Whatever the fate of either waiting for the bank, the borrower will have to comply fully with all its obligations to repay the loan. Bank with liquidity problems, can offer its borrowers to repay the loan at a discount in the short term. But forced to act against the borrower's bank has no right. The borrower continues to pay off the body of the loan and interest, even if he was announced to revoke the license and possible bankruptcy soon. The borrower must still pay attention to the performance of its obligations: to the bank asking where to send money, because the bankruptcy of the bank shut down all accounts.
If you revoke the license of the bank bankruptcy trustee for a year collecting the tender amount. Gather all the debts on loans from borrowers. Repaid the debt to the creditors of the bankrupt bank. After that, the tender is selling a failed bank, together with its outstanding loan to another organization.
"In the course of bankruptcy administration dampens the borrower or the entire loan, and then either return it to a third party who acquires the right to claim in the sale of failed bank assets. Credit terms are not changed, unless, of course, the new owner of the rights of the requirements will not change them within the stipulated credit agreement. bank bankrupt by the court may require early termination of the loan agreement, but if the borrower faithfully fulfills its obligations, the court would have no grounds for an action - developing the theme of Alexander Osin, chief economist of the Criminal Code "Finam Management." - And, of course , we can not exclude that the banks are counting on government involvement in solving the problem of bad debts - perhaps due to their redemption. "
"The vast majority of borrowers are meeting their obligations to the banks. However, some banks noted an increase in the level of defaults. Sale portfolio becomes a way of improving the liquidity and solvency.
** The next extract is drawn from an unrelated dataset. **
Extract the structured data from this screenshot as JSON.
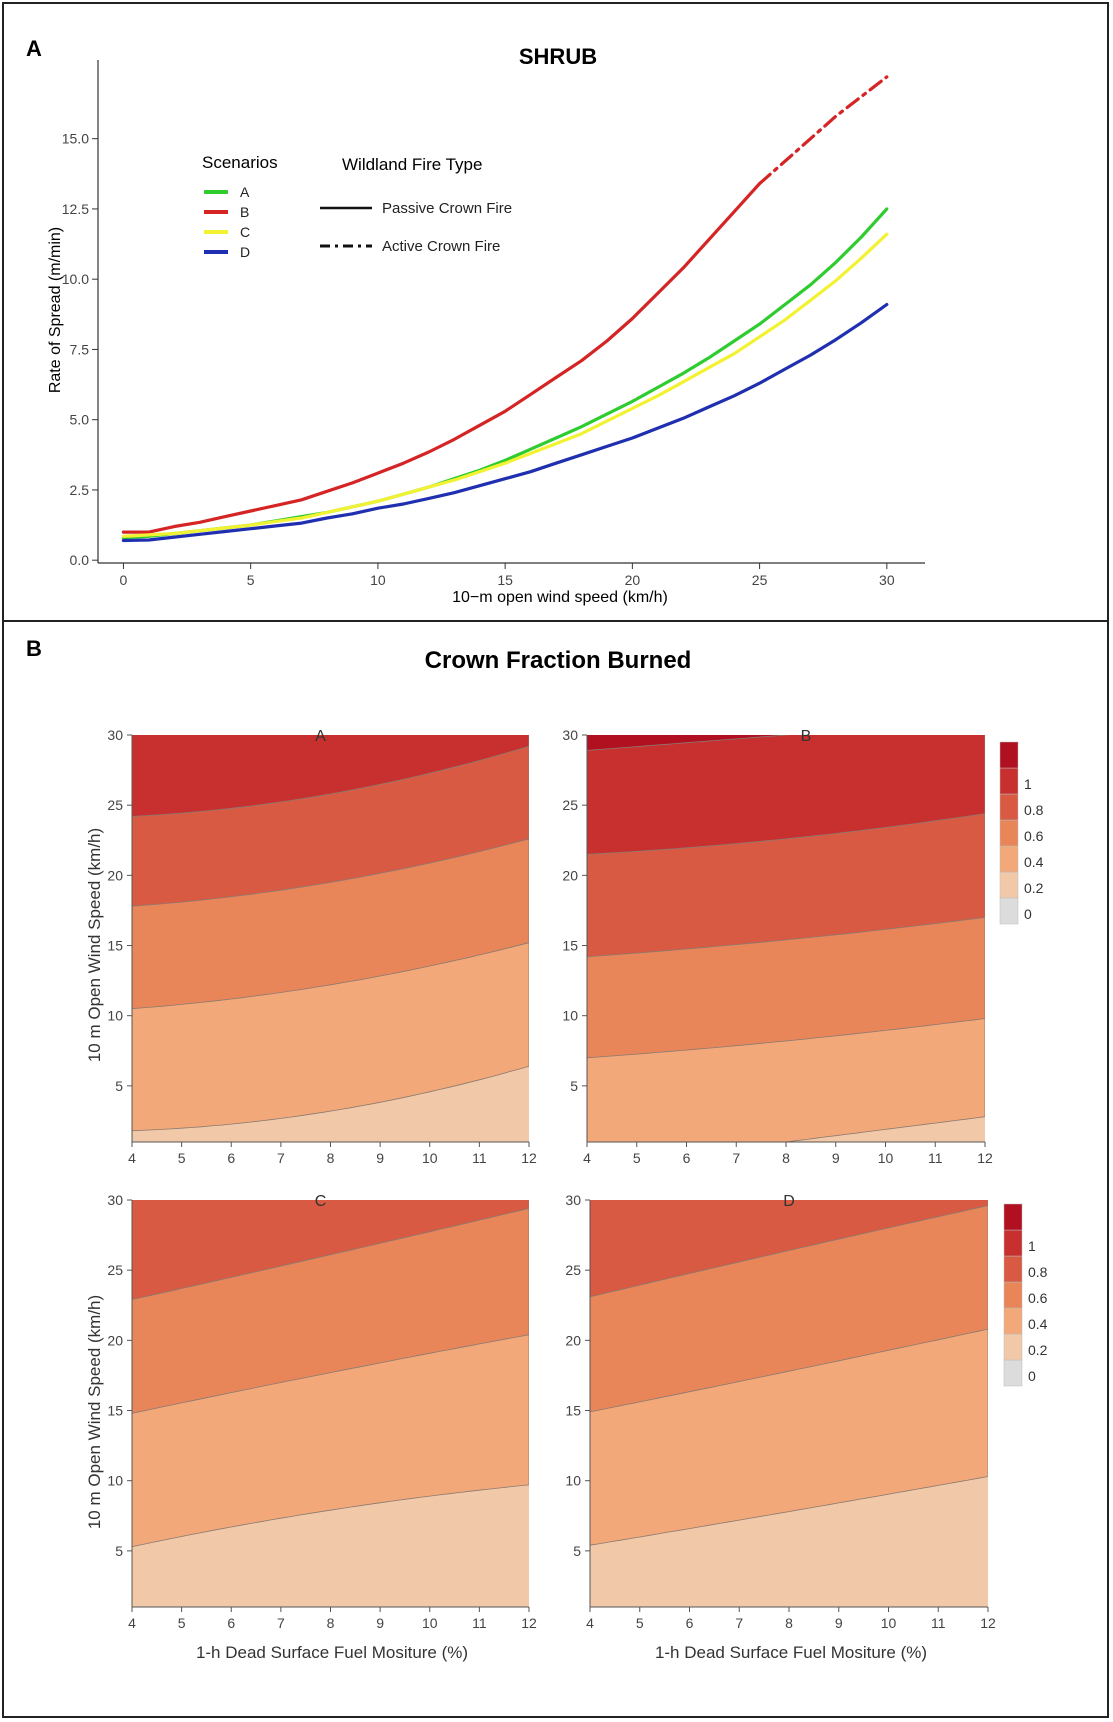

On the other hand, specialized private equity funds and financial institutions (both Russian and foreign ) expressed interest in acquiring Russian loan portfolios "- analyzes the situation with loans Partner, Head of Transaction Support Mergers and Acquisitions PricewaterhouseCoopers Michael Knoll.
"For example, mortgage bank issues a mortgage a security and sells them to another bank. Bank, who bought these mortgages, the borrower shall send notice of the fact that he now serves on the loan is already in their bank account. That is, the situation is such that even with bankruptcy Bank of the borrower in any case, return the debt in full, but another bank. Tip one - not to spoil relations with the bank and do not spoil your credit history, in any way to mutual settlement with the lender. If mortgage or car loan, you may sell out collateral. If a consumer credit - you can use a loan from friends, relatives and partners. Output is always there, "- Vitaly is encouraging villages.